Schule kann nicht alles ausbügeln
Wirtschaft als Pflichtfach löst die Probleme nicht
"Ich bin fast 18 und hab keine Ahnung von Steuern, Miete oder Versicherungen. Aber ich kann ‘ne Gedichtsanalyse schreiben. In 4 Sprachen“ — mit ihrem Tweet hat die Kölner Schülerin Naina einen Nerv getroffen und die alte Diskussion über den Anspruch von Schule, auf das Leben vorzubereiten, wiederbelebt. Vor allem der Jugend, durch G8 und andere Schulreformen geplagt, spricht sie aus dem Herzen. Aber auch viele Lehrer und Eltern liebäugeln mit dem Fach Wirtschaft im Lehrplan. Erst 2013 debattierten Politiker und Verbände im Land (ergebnislos) darüber, Verbraucherbildung oder Haus-Management zum Pflichtfach zu erheben.
Also einfach ein weiteres Fach einführen und alles wird gut? Nein, und das nicht nur, weil es den prall gefüllten Lehrplan noch mehr belasten würde. Nein, denn der Bildungsauftrag der Schule darf sich nicht darauf beschränken, Wissen zu vermitteln, das im Alltag angewendet werden kann. Das nur dann für gut befunden wird, wenn es sich in barer Münze auszahlt oder zumindest zu beruflichem Erfolg führt. Wo, wenn nicht in der Schule, kann der Grundstock für so etwas wie Allgemeinbildung gelegt, kann Neugier auf Gedanken und Welten jenseits des Hier und Jetzt vermittelt werden. Deutschland, das Land der Dichter und Denker, droht zu verarmen, wenn es immer mehr den Nutzen zum Maßstab aller Dinge macht.
Die Gradwanderung zwischen weltfremder Vergeistigung einerseits und kurzsichtigem Pragmatismus andererseits kann nur gelingen, wenn beide Seiten aufeinander zugehen. Lehrpläne sind keine ehernen Gesetze, sondern müssen immer wieder hinterfragt und den sich ändernden Anforderungen von Beruf und Gesellschaft angepasst werden. Das Wissen um Literaturklassiker darf den Erwerb wirtschaftlicher Grundkenntnisse nicht ausschließen. Schüler sind künftige Konsumenten und aktive Gestalter unserer Gesellschaft.

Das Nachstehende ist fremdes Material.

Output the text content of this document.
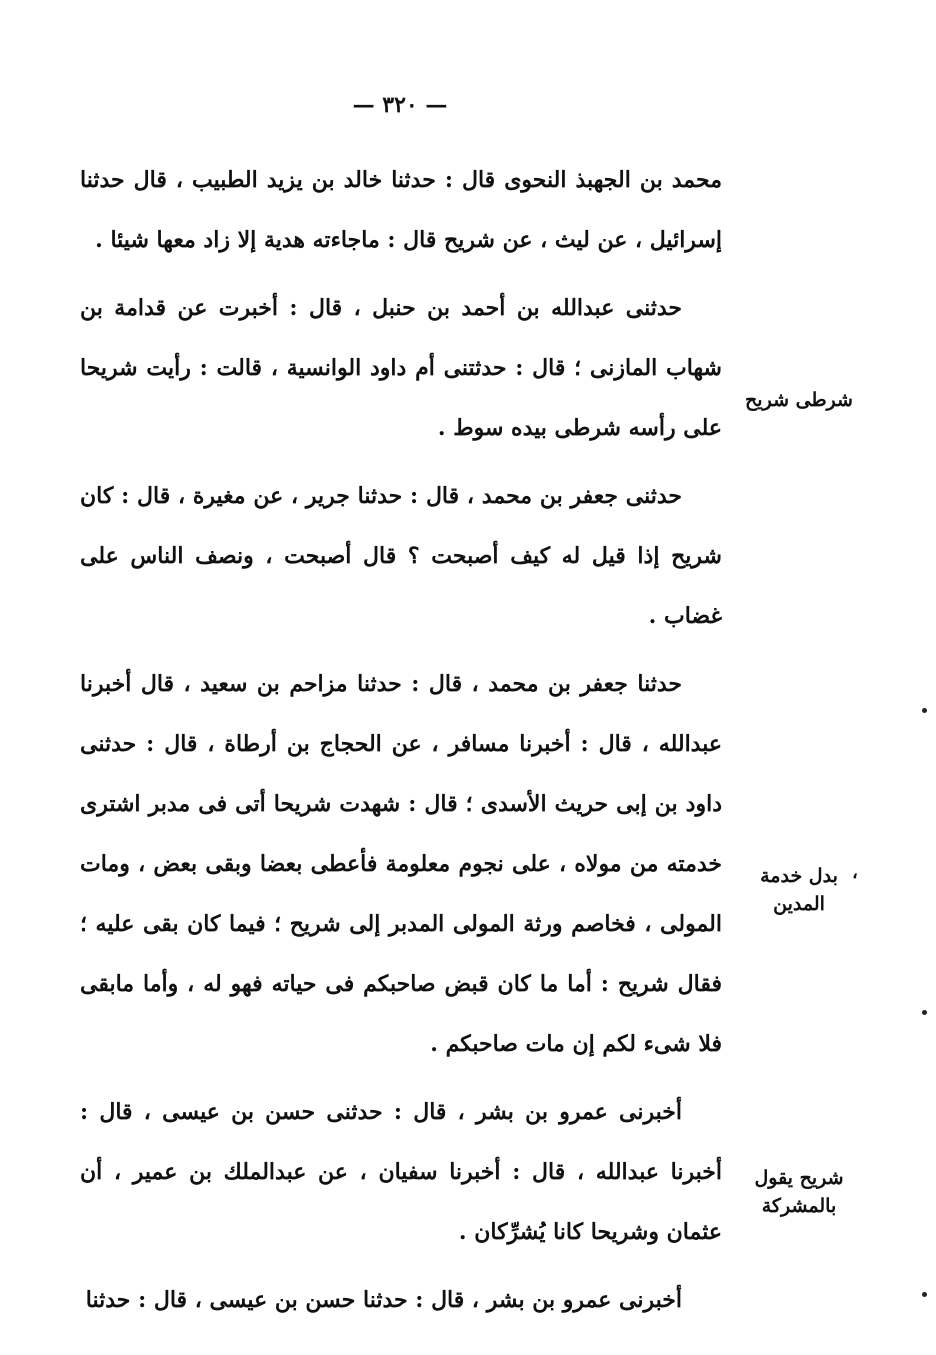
— ٣٢٠ —

محمد بن الجهبذ النحوى قال : حدثنا خالد بن يزيد الطبيب ، قال حدثنا إسرائيل ، عن ليث ، عن شريح قال : ماجاءته هدية إلا زاد معها شيئا .

حدثنى عبدالله بن أحمد بن حنبل ، قال : أخبرت عن قدامة بن شهاب المازنى ؛ قال : حدثتنى أم داود الوانسية ، قالت : رأيت شريحا على رأسه شرطى بيده سوط .

حدثنى جعفر بن محمد ، قال : حدثنا جرير ، عن مغيرة ، قال : كان شريح إذا قيل له كيف أصبحت ؟ قال أصبحت ، ونصف الناس على غضاب .

حدثنا جعفر بن محمد ، قال : حدثنا مزاحم بن سعيد ، قال أخبرنا عبدالله ، قال : أخبرنا مسافر ، عن الحجاج بن أرطاة ، قال : حدثنى داود بن إبى حريث الأسدى ؛ قال : شهدت شريحا أتى فى مدبر اشترى خدمته من مولاه ، على نجوم معلومة فأعطى بعضا وبقى بعض ، ومات المولى ، فخاصم ورثة المولى المدبر إلى شريح ؛ فيما كان بقى عليه ؛ فقال شريح : أما ما كان قبض صاحبكم فى حياته فهو له ، وأما مابقى فلا شىء لكم إن مات صاحبكم .

أخبرنى عمرو بن بشر ، قال : حدثنى حسن بن عيسى ، قال : أخبرنا عبدالله ، قال : أخبرنا سفيان ، عن عبدالملك بن عمير ، أن عثمان وشريحا كانا يُشرِّكان .

أخبرنى عمرو بن بشر ، قال : حدثنا حسن بن عيسى ، قال : حدثنا

شرطى شريح
بدل خدمة المدين
شريح يقول بالمشركة
،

Dafür müssen sie fit gemacht werden — in der Schule, in der Familie und im Freundeskreis. Schule kann nicht alles und schon gar nicht ausbügeln, was im Privatleben versäumt wird. Auch die Schüler selbst können hier einen Anteil übernehmen. So manches Wissen stammt aus eigenen Erfahrungen, nicht aus der Schule.